Insbesondere das Handwerk, das wir stärken wollen, bietet hervorragende Möglichkeiten, mehr Leistungen zu bringen und auch mehr Geld zu verdienen als so mancher Abiturient nach einem dauerhaften Studium.

Wir haben gemeinsam eine Ächtung von Gewaltfilmen und Computerspielen vorgenommen. Mir liegt daran, dass diese Ächtung nicht nur – wie heute in der Zeitung befürchtet wurde – bis zur Sommerpause dauert, sondern dass sie auch darüber hinaus ein Inhalt unserer Diskussion bleibt. Andernfalls machen wir uns lächerlich, wenn das Ergebnis dieses tragischen Ereignisses nur eine Showveranstaltung wird.

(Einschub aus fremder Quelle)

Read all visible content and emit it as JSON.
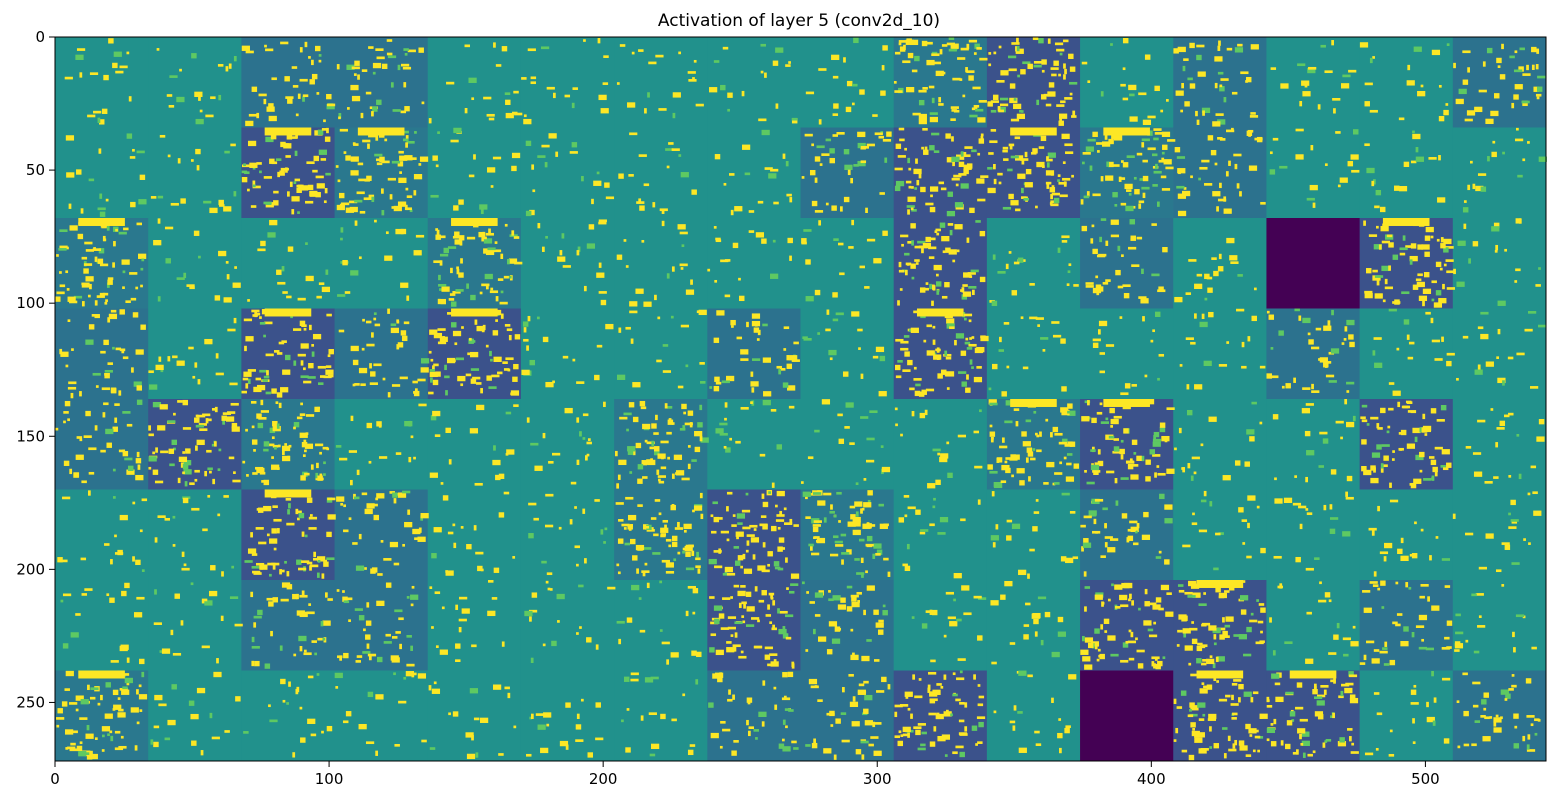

Leider ist es auch nicht so, dass die freiwillige Selbstkontrolle Hoffnung macht. Sie wird einen Kontrollverlust erleiden; das hat die Vergangenheit gezeigt. Ich plädiere deshalb dafür, Gewaltvideos und -computerspiele zu verbieten. Ich glaube zwar nicht, sie damit aus dem Verkehr ziehen zu können, aber wir müssen damit ein Zeichen der Ächtung setzen.

(Glocke)

Ich komme zum Ende.

Wir haben auch die Kampfhunde geächtet und erreicht, dass zumindest der Bevölkerung klar wurde, dass wir diese Hunde, den Missbrauch und die Verrohung unser eigenen Kultur und Sitten nicht wollen. Daran werden wir arbeiten.

(Beifall bei der Partei Rechtsstaatlicher Offensive, der CDU und der FDP)

Mir liegt noch eine weitere Wortmeldung vor. Der Abgeordnete Beuß bekommt für zwei Minuten das Wort.

Herr Präsident, meine Damen und Herren! Der Psychiater und Philosoph Karl Jaspers hat einmal gesagt:

„Der menschliche Verstand ist in der Praxis nicht verlässlich, am wenigsten in größter Not.“

Ich glaube, diese Umschreibung macht deutlich, was in Erfurt passiert ist. Es sollte nicht versucht werden, zu generalisieren, wenn man deutlich machen will, dass immer mehr Gewalt in die Schulen kommt. Das ist maßlos über

trieben. Wohl aber haben wir an einigen Stellen Riesenprobleme, die immer stärker in der erziehungsfreien Zone liegen. Sie spielt sich ab zwischen Elternhaus und Schule, das heißt, die Eltern verlassen sich auf das, was möglicherweise in der Schule passiert. Die Schule kann diese Erziehungsfunktion im täglichen Umgang mit Kindern gar nicht leisten. In diesem Bereich liegt heute das große Problem für viele Dinge, wenn es um Gewalt unter Kindern und Jugendlichen geht.